Do you write weak, dependent, or subservient female characters?
February 19, 2014 | 4:23 pm
With the question of sexism, discrimination, and gender choices in genre fiction still going full blast, here’s a question for all the writers out there. Riffing off Joss Whedon‘s now-celebrated acceptance speech for his Equality Now award in 2006, still regularly referenced in more recent debates on the subject, I’m taking the opposite tack to the question he anatomized: “Why do you write these strong women characters?” Whedon counters, “Why aren’t you asking a hundred other guys why they don’t?”

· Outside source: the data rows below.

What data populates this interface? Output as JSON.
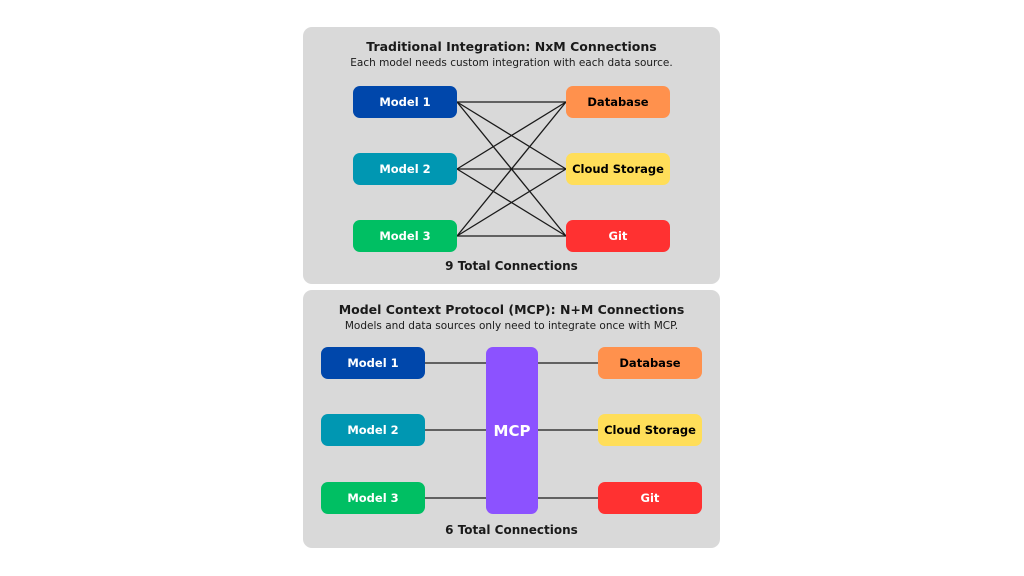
{
  "traditional": {
    "title": "Traditional Integration: NxM Connections",
    "subtitle": "Each model needs custom integration with each data source.",
    "footer": "9 Total Connections",
    "models": [
      {
        "label": "Model 1",
        "color": "#0047ab",
        "text_color": "#ffffff"
      },
      {
        "label": "Model 2",
        "color": "#0097b2",
        "text_color": "#ffffff"
      },
      {
        "label": "Model 3",
        "color": "#00bf63",
        "text_color": "#ffffff"
      }
    ],
    "sources": [
      {
        "label": "Database",
        "color": "#ff914d",
        "text_color": "#000000"
      },
      {
        "label": "Cloud Storage",
        "color": "#ffde59",
        "text_color": "#000000"
      },
      {
        "label": "Git",
        "color": "#ff3131",
        "text_color": "#ffffff"
      }
    ]
  },
  "mcp": {
    "title": "Model Context Protocol (MCP): N+M Connections",
    "subtitle": "Models and data sources only need to integrate once with MCP.",
    "footer": "6 Total Connections",
    "hub_label": "MCP",
    "hub_color": "#8c52ff",
    "models": [
      {
        "label": "Model 1",
        "color": "#0047ab",
        "text_color": "#ffffff"
      },
      {
        "label": "Model 2",
        "color": "#0097b2",
        "text_color": "#ffffff"
      },
      {
        "label": "Model 3",
        "color": "#00bf63",
        "text_color": "#ffffff"
      }
    ],
    "sources": [
      {
        "label": "Database",
        "color": "#ff914d",
        "text_color": "#000000"
      },
      {
        "label": "Cloud Storage",
        "color": "#ffde59",
        "text_color": "#000000"
      },
      {
        "label": "Git",
        "color": "#ff3131",
        "text_color": "#ffffff"
      }
    ]
  }
}
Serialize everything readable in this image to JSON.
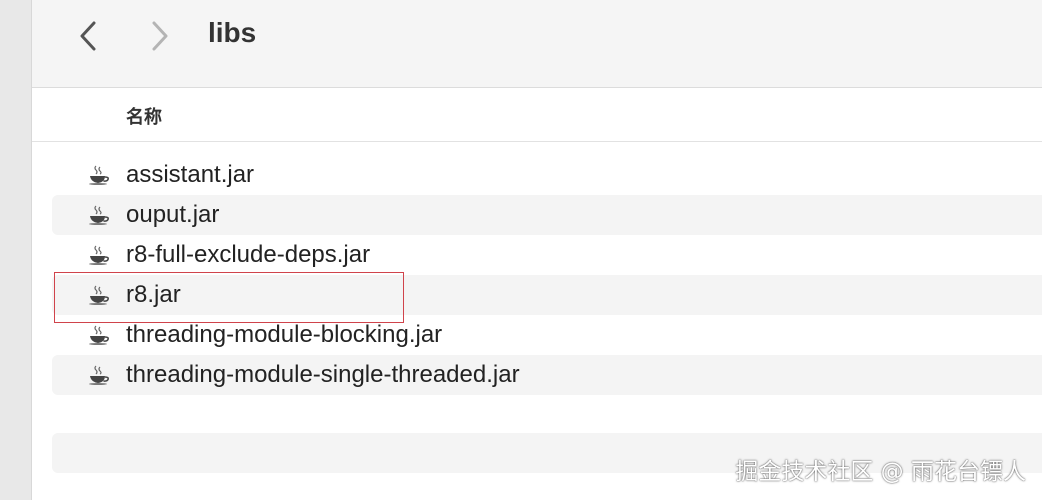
{
  "toolbar": {
    "back_icon": "chevron-left-icon",
    "forward_icon": "chevron-right-icon",
    "folder_title": "libs"
  },
  "header": {
    "column_name": "名称"
  },
  "files": [
    {
      "name": "assistant.jar",
      "icon": "java-jar-icon"
    },
    {
      "name": "ouput.jar",
      "icon": "java-jar-icon"
    },
    {
      "name": "r8-full-exclude-deps.jar",
      "icon": "java-jar-icon"
    },
    {
      "name": "r8.jar",
      "icon": "java-jar-icon"
    },
    {
      "name": "threading-module-blocking.jar",
      "icon": "java-jar-icon"
    },
    {
      "name": "threading-module-single-threaded.jar",
      "icon": "java-jar-icon"
    }
  ],
  "annotation": {
    "highlight_color": "#d0434b",
    "highlighted_file": "r8.jar"
  },
  "watermark": "掘金技术社区 @ 雨花台镖人"
}
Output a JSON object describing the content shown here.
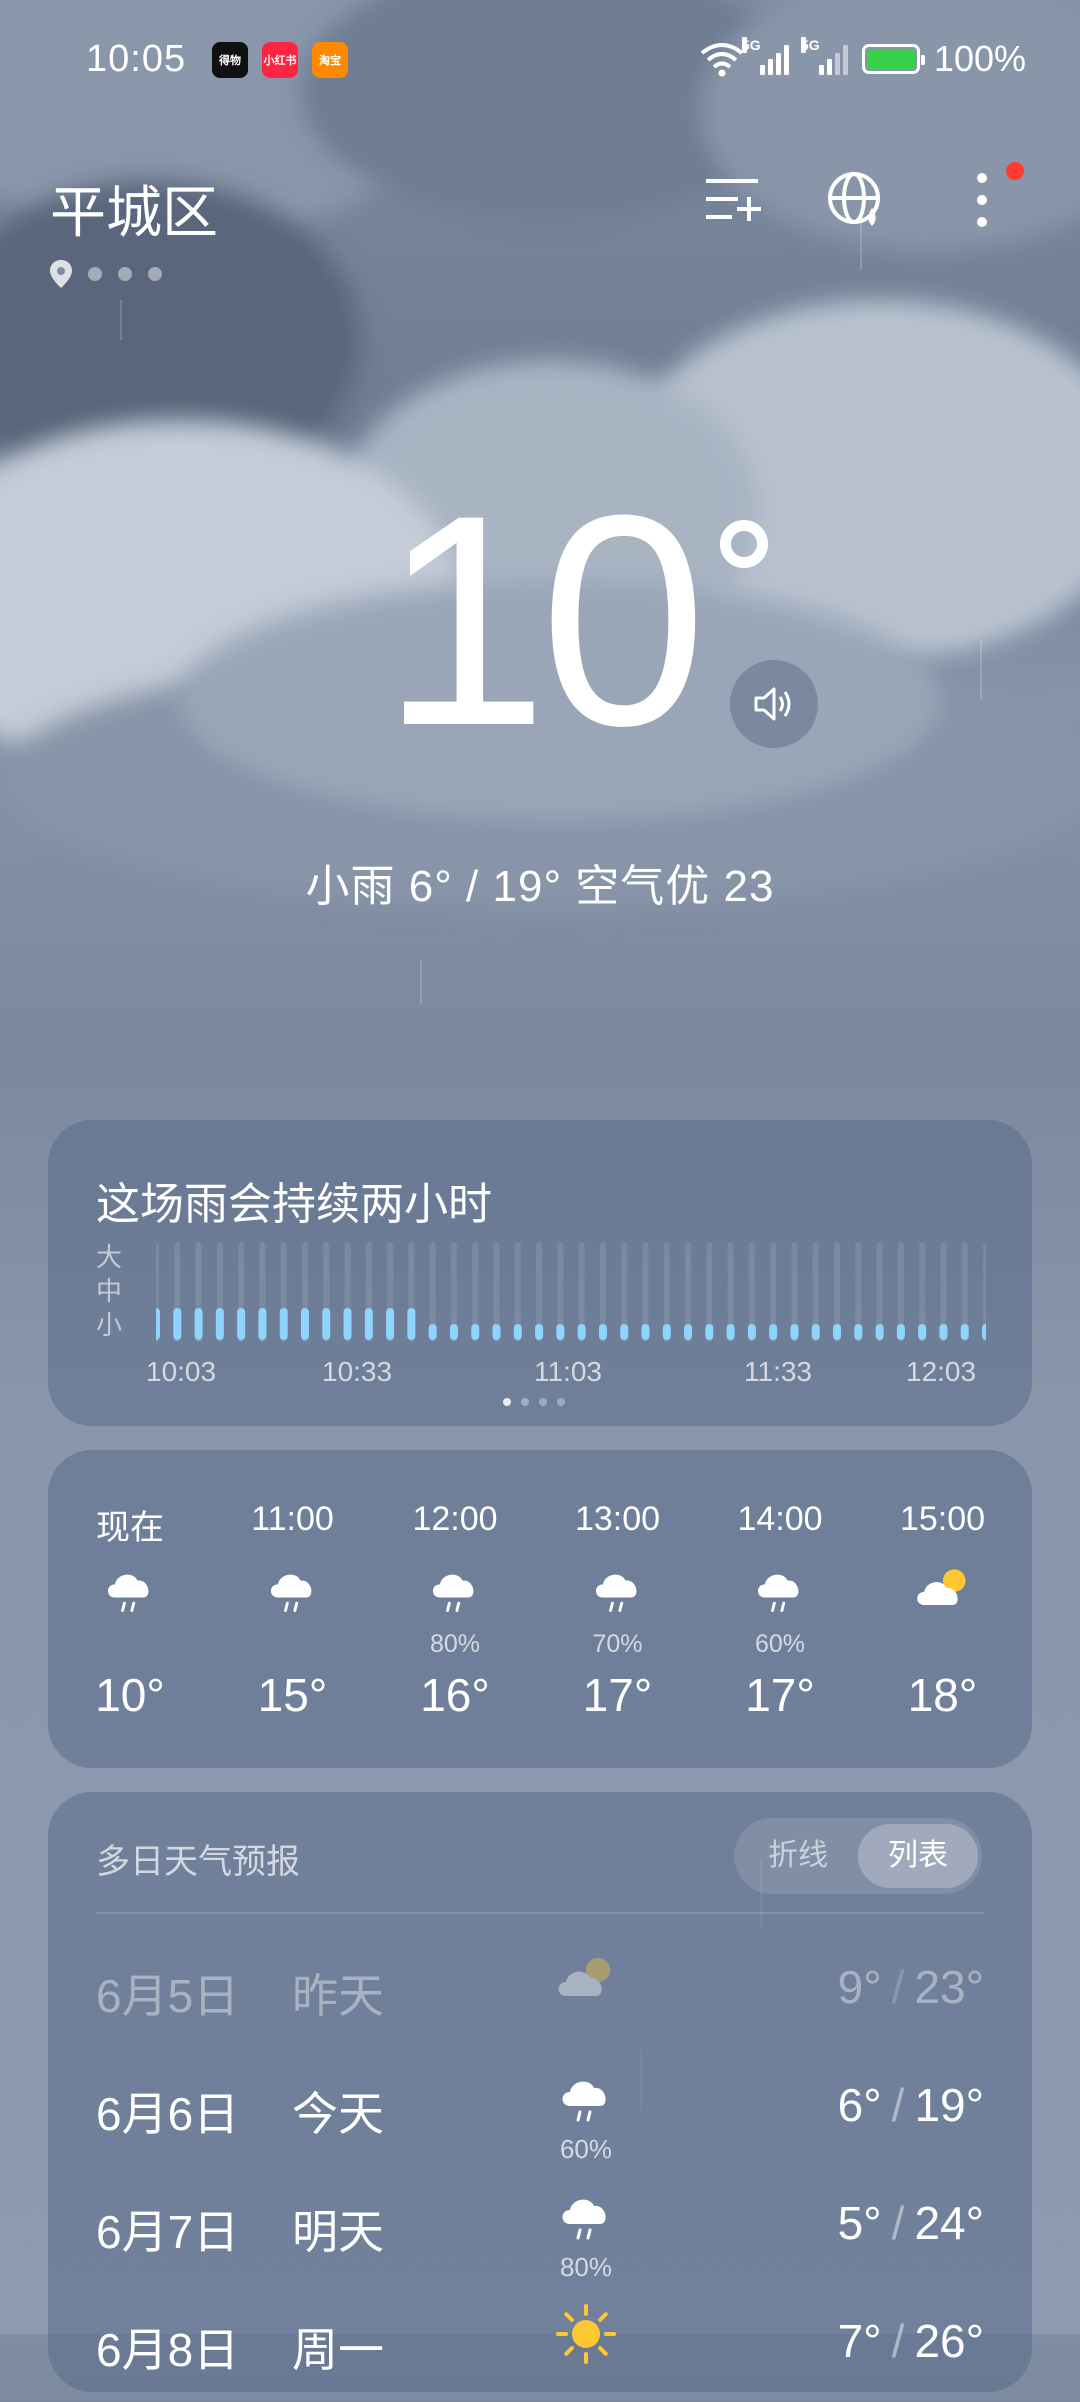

And it’s a question worth asking. Because, as detailed ad nauseam here, and in many other places, some publishing and media executives and editors will want you to write stories with female characters “one step behind the boys, not as smart as the boys, not as interesting as the boys.” They may actually cancel your series, or refuse your work, if you make your female characters too strong or interesting.
So, outside the psychological dynamics or truth to life of the story itself, have you ever written weak, dependent, or subservient female characters? Have you chosen to do that specifically for reasons related to your chosen genre, to the chances of acceptance for your work, and in general, for career-related motives? Because there looks to be strong gender bias in certain genres. So have you taken that bias on board, and let it influence the kind of women you write? (Bodice ripper romantic fiction excepted, perhaps.) Step forward, writers, waiting to hear from you.